There has been a lot of talk over the past year of the Arab Spring and women’s role across the Middle East in these protests. No doubt, many of these protests have proven successful, resulting in the toppling of dictatorial governments that people the world over never thought they would see end in their lifetimes. In many nations where women’s rights were minimal or nonexistent (the exception to this perhaps being Tunisia), women rose up and demanded governments that would value them, that would protect their rights as human beings, that would recognize their need for representation and equal treatment under the law.
The role of women in the Arab Spring cannot be minimized. Of the thousands of people who have been killed or gone missing in their struggle against repressive regimes, we cannot forget the women who suffered and died in the fight.
But the toppling of these governments alone does not melt a long and icy winter into spring.

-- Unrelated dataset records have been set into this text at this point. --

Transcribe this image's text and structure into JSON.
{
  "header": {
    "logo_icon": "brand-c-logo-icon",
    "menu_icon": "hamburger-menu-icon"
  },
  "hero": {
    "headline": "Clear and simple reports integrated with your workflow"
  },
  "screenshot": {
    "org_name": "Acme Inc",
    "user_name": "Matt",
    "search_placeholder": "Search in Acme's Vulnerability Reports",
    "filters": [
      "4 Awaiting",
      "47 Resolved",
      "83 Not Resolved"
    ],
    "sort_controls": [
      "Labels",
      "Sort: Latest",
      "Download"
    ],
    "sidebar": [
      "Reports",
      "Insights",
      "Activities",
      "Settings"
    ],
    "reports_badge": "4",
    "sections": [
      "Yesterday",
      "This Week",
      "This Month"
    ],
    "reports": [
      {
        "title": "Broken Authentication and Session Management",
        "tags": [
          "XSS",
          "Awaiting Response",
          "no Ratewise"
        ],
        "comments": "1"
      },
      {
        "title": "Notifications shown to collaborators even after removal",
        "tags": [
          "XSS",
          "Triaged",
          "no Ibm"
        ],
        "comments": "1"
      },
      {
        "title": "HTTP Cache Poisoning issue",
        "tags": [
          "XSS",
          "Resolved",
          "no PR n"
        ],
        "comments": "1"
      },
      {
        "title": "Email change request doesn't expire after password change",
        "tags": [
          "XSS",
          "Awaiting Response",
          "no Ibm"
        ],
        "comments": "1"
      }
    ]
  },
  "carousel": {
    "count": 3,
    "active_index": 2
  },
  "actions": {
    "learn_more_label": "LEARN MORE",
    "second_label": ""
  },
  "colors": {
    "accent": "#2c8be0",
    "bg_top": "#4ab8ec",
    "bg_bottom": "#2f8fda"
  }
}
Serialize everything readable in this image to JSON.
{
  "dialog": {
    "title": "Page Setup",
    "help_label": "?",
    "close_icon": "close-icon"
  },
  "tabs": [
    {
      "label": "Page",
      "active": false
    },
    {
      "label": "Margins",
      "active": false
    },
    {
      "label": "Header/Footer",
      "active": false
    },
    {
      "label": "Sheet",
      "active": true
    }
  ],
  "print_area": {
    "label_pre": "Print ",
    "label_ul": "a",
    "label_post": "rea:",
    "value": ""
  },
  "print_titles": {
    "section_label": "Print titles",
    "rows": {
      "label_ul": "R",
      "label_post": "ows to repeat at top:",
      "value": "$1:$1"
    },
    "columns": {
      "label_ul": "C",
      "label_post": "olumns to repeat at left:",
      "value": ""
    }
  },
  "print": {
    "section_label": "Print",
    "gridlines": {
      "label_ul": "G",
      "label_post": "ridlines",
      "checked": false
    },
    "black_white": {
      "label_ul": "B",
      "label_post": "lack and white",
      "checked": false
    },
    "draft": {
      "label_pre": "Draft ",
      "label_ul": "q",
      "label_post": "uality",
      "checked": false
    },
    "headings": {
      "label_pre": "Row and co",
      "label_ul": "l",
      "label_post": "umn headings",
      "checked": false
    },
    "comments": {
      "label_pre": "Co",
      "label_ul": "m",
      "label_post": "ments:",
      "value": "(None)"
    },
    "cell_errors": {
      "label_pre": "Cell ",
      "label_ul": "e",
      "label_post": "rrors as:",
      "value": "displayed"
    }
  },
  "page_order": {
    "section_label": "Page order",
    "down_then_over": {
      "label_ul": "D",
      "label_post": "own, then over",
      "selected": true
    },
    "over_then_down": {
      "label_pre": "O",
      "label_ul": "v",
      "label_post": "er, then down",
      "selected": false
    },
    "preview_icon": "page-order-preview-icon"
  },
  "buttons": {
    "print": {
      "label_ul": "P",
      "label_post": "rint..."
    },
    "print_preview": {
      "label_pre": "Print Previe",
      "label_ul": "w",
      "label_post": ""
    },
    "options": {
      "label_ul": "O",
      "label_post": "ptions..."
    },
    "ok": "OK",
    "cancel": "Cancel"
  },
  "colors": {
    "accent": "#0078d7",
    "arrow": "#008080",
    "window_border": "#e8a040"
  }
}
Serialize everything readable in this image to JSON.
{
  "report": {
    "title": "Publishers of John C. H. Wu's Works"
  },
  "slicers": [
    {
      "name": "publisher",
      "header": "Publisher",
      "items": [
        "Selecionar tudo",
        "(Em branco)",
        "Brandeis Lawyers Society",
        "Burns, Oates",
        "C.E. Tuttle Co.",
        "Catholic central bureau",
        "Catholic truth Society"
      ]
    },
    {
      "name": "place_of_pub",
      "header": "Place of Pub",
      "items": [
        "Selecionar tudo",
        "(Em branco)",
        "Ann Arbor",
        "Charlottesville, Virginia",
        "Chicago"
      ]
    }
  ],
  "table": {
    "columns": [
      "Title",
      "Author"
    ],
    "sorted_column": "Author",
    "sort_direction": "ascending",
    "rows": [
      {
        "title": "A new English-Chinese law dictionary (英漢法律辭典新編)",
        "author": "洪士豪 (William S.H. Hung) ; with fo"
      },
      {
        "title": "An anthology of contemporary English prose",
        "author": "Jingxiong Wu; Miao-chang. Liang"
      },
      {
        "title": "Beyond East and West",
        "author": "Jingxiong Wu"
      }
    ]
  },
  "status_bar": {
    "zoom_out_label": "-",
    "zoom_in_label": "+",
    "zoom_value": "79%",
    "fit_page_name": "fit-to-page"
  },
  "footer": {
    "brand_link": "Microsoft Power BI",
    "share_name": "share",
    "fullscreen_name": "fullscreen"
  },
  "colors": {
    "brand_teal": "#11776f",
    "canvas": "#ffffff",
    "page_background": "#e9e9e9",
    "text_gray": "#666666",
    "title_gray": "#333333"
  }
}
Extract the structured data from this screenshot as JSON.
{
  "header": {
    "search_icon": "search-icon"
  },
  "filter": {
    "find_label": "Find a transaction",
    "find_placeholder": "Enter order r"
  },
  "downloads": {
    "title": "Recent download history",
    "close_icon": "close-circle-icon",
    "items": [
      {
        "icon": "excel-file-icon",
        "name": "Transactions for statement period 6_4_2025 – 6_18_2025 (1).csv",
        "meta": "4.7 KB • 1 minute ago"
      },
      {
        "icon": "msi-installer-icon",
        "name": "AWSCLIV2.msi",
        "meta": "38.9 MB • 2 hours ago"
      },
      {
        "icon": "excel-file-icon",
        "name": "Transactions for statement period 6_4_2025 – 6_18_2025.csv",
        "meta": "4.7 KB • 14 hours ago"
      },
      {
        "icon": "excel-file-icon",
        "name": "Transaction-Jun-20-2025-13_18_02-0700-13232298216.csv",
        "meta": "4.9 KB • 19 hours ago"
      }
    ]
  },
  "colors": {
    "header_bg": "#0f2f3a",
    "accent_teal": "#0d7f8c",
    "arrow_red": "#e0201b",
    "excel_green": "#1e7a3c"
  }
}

The transition between dictatorship and democracy is one of the most dangerous times for a country. The Transitional National Council in Libya faced a crisis last week after protesters broke into its offices in Benghazi, breaking windows and throwing grenades. In a scene that will prove familiar to Americans who saw coverage of Occupy Wall Street protests across U.S., Libyan protesters set up a tent city in Libya’s capital, Tripoli. Protesters are demanding greater transparency from the council and feel it is not seeking out the opinions of the public in forming the new, democratic government.
Egypt’s transition, governed by the military, also proved dangerous to its citizens — women in particular. According to Michele Dunne of the Atlantic Council, the military murdered protesters, stripped women protesters naked, submitted them to virginity tests, and put more than 10,000 citizens on military trial. In forming its transitional government, the military made no efforts to work with women’s rights groups and publicly questioned the morals of women protesters.
Earlier this month, the results of Egypt’s elections for parliament revealed a wide margin of victory for the Freedom and Justice Party, the political party of the Muslim Brotherhood. Though much has been said in the west of the dangers of an Islamist-controlled government, that does not mean such government is inherently bad. The New York Times Nicholas Kristof, after interviewing many Egyptians involved both in the Brotherhood and secular politics, reported a collective dismissive attitude toward concerns of ultraconservatism. Much like in the U.S., people are focused on the economy — one of the main factors that drove so much of the Arab world into protest in the first place — not socioreligious issues.
In Egypt, Libya, and other nations now faced with the daunting task building governments brick by brick in a way that is fair and democratic, women must continue their fight for equal treatment under the law. It is a foregone conclusion that men will compose the majorities of these newly formed governments, as they do the world over. I have no doubt that women will continue their fight for equal rights, but it is a fact that in order for such rights to be recognized, men will have to take on the mantle of women’s rights.
We cannot shy away from the fact that this is only the very, very beginning of that fight. It was 11 years after the U.S. declared its independence from Great Britain that the constitution was adopted. It took 89 years after the signing of a document that declared “all men are created equal and endowed by their creator with certain unalienable rights…” to abolish slavery and 144 years passed before women were granted the right to vote. The road to equality is a long one, and one whose end we have yet to see anywhere on Earth.
One truth in all of this is that women’s rights cannot succeed without the support of a vigorous fight from men. The 14th amendment banning slavery, the 19th amendment granting the vote to women, and every other piece of landmark legislation supporting equal rights to minorities in the U.S. has been signed into law by a man. The governments of Egypt, Libya, Tunisia, and other Arab Spring nations will be led by men and composed of a majority of men. Women’s rights will not succeed without their support. The onus of implementing women’s rights lays with men. However, men will not take on this fight unless women of the Arab Spring continue to fearlessly demand it.